**Conservation of Angular Momentum:**

When no external torque acts on a system, the angular momentum of the system is conserved. Angular momentum is a property of rotating objects and is defined as the product of the moment of inertia and angular velocity. It is a vector quantity and its direction is perpendicular to the plane of rotation.

**Explanation:**

To understand why angular momentum is conserved when no external torque acts on a system, let's consider the principle of conservation of angular momentum.

- **Angular Momentum:** Angular momentum is given by the equation L = Iω, where L represents the angular momentum, I represents the moment of inertia, and ω represents the angular velocity.
- **Moment of Inertia:** The moment of inertia depends on the mass distribution of an object and its rotation axis. It is a measure of an object's resistance to changes in its rotational motion.
- **Angular Velocity:** Angular velocity is the rate at which an object rotates about an axis. It is the change in angular displacement per unit time.

When no external torque acts on a system, it implies that the net external torque is zero. In other words, the sum of all the torques acting on the system is zero.

- **Torque:** Torque is the rotational analogue of force. It causes objects to rotate about an axis. The torque acting on an object is given by the equation τ = Iα, where τ represents the torque, I represents the moment of inertia, and α represents the angular acceleration.

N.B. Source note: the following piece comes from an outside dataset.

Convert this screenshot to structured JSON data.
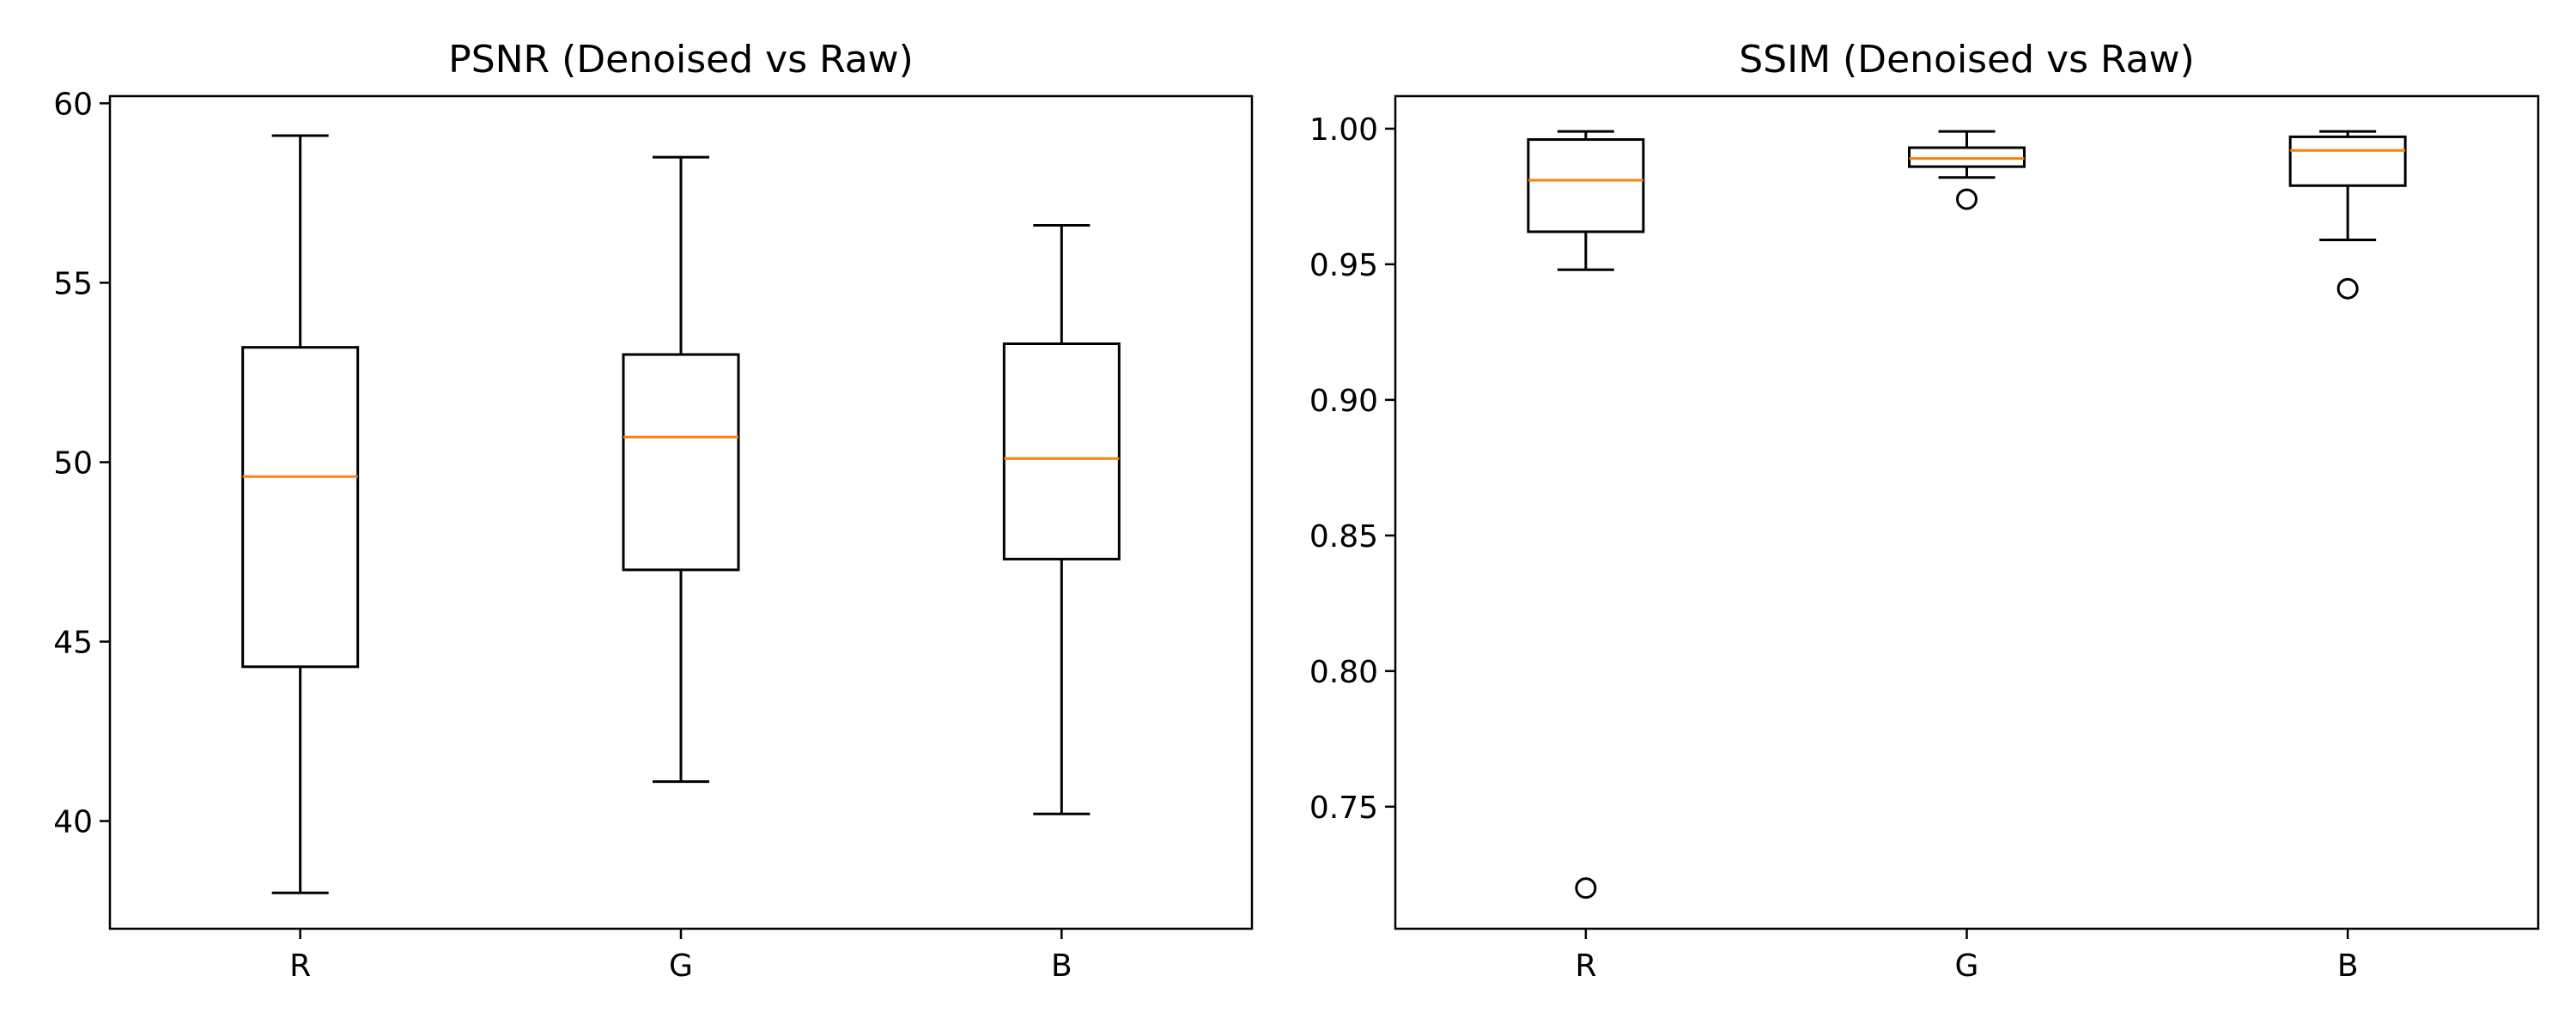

If the net external torque is zero, it means that there are no external forces or torques causing any change in the system's rotational motion. Therefore, the angular momentum of the system remains constant.

- **Conservation of Angular Momentum:** The principle of conservation of angular momentum states that if no external torque acts on a system, the total angular momentum of the system remains constant.

This conservation principle is observed in various situations, such as when a figure skater pulls their arms inward during a spin, causing their moment of inertia to decrease and their angular velocity to increase. As a result, their angular momentum remains constant.

In conclusion, when no external torque acts on a system, the angular momentum of the system is conserved. This conservation principle is a fundamental concept in physics and is applicable in various rotational motion scenarios.